A complementary couple: The distinct styles of folk artists Ralph and Martha Cahoon
“Ralph had salt water in his veins, and his artistic language carried history and paid homage to those who lived before him. . . Martha moved to Harwich as a young girl. They were both impacted and inspired by Cape Cod’s beauty and strong sense of place. The Cahoons were very proud to live here.”
Located near the intersection of Main Street and Route 28 in Cotuit, the Cahoon Museum of American Art is named for Ralph and Martha Cahoon, the prolific Cape Cod artists who once lived and worked in this landmark cranberry-colored home. Collectors far and wide—including First Lady Jackie Kennedy—have purchased Cahoon paintings, most of which came out of this one small Cape Cod studio.
Ralph Cahoon’s paintings in particular reflect the Cape, as he enjoyed using recognizable locales for his whimsical paintings. Among the artist’s Cape-based paintings is “Three Sisters, No. Eastham,” with a sailor and one of Cahoon’s trademark mermaids embracing before the trio of wooden lighthouses known as the Three Sisters that once overlooked what is now Nauset Light Beach. Another famed painting is “Shocking Incident on Route 28, Cape Cod,” which depicts sailors in a Cadillac roadster colliding with a carload of mermaids in a 1915 Stutz Bearcat.
Both paintings, owned by private collectors, were among the amazing array of works by Ralph and Martha Cahoon in last summer’s “Coming Home Again” exhibit at the newly-renovated and expanded museum, which also exhibits works by many other artists.
The expansion and renovation of the museum, an 18th century Georgian house that was once the Cahoons’ home and studio, means more room to exhibit works by other artists and the Cahoons as well. Sarah Johnson, director and curator of the Cahoon Museum, says since the expansion, the museum has seen a growth in donations of works by the Cahoons to its collection.

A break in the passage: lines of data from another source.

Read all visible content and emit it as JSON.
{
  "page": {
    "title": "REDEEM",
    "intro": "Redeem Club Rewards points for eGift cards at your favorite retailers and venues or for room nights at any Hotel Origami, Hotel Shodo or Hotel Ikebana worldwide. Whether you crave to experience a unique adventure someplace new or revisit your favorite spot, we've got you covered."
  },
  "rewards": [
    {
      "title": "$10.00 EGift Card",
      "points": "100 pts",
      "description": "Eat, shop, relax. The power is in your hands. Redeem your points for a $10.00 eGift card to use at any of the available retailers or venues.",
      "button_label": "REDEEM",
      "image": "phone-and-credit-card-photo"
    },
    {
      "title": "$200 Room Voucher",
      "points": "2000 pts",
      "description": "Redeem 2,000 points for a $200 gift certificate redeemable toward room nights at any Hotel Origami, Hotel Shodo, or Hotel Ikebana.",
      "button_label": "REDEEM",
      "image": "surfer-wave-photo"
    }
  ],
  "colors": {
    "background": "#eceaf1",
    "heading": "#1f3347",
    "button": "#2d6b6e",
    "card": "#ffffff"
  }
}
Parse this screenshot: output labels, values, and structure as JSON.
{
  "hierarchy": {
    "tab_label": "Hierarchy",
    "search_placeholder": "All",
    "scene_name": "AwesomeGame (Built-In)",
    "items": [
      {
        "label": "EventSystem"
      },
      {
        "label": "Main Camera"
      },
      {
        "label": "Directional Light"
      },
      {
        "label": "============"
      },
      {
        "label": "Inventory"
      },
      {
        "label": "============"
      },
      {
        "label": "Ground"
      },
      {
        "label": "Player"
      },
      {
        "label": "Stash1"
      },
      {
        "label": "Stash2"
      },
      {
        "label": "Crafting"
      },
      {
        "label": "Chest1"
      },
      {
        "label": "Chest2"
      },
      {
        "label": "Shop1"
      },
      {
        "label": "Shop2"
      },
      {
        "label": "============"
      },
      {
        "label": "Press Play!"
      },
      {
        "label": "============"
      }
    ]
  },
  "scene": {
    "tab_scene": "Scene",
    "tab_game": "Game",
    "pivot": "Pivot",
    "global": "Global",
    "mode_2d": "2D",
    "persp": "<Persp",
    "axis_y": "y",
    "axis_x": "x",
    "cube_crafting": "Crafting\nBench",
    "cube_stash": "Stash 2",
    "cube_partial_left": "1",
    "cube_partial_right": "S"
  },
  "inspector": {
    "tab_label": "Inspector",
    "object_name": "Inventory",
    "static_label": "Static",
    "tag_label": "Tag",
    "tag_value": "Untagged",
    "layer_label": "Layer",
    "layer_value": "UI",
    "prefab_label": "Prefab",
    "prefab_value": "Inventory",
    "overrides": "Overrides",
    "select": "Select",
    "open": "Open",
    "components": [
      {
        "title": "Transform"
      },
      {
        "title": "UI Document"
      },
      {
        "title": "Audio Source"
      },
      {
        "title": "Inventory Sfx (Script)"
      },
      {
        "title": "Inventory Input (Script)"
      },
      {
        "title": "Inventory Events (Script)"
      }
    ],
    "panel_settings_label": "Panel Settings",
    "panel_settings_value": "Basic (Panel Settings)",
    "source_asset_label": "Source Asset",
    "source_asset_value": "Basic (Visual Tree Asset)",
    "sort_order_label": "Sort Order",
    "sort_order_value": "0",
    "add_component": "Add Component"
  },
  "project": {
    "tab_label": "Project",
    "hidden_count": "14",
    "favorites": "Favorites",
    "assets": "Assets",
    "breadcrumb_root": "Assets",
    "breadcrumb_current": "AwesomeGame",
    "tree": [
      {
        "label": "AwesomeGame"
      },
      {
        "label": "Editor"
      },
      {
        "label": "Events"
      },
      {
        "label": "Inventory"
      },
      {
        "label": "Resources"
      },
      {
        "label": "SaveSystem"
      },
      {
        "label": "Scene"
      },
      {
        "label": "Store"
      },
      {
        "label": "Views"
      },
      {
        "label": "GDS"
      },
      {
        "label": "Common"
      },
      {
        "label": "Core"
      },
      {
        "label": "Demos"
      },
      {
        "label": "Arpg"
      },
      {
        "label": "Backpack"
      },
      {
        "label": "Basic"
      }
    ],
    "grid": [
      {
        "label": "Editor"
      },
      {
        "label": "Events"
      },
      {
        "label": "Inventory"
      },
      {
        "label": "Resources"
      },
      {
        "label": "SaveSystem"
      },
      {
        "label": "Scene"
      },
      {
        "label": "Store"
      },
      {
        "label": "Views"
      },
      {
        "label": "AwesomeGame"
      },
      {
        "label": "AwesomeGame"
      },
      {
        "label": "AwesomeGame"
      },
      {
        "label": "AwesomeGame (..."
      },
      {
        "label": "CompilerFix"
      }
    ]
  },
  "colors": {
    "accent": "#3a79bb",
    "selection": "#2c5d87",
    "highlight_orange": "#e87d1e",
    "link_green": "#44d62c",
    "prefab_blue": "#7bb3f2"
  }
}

The museum already displays a fascinating collection of Cahoon paintings, including “A View of Hooper’s Landing, Cotuit” and “Megansett Tea Room,” both local scenes, and “Bon Appetit,” in which one of the mermaids preparing food in a busy kitchen looks just like Julia Child. The famed chef knew about the painting, “and she asked that he make her more modest,” Johnson says, which explains the steam wafting from the pot before that mermaid in the painting, obscuring her naked chest.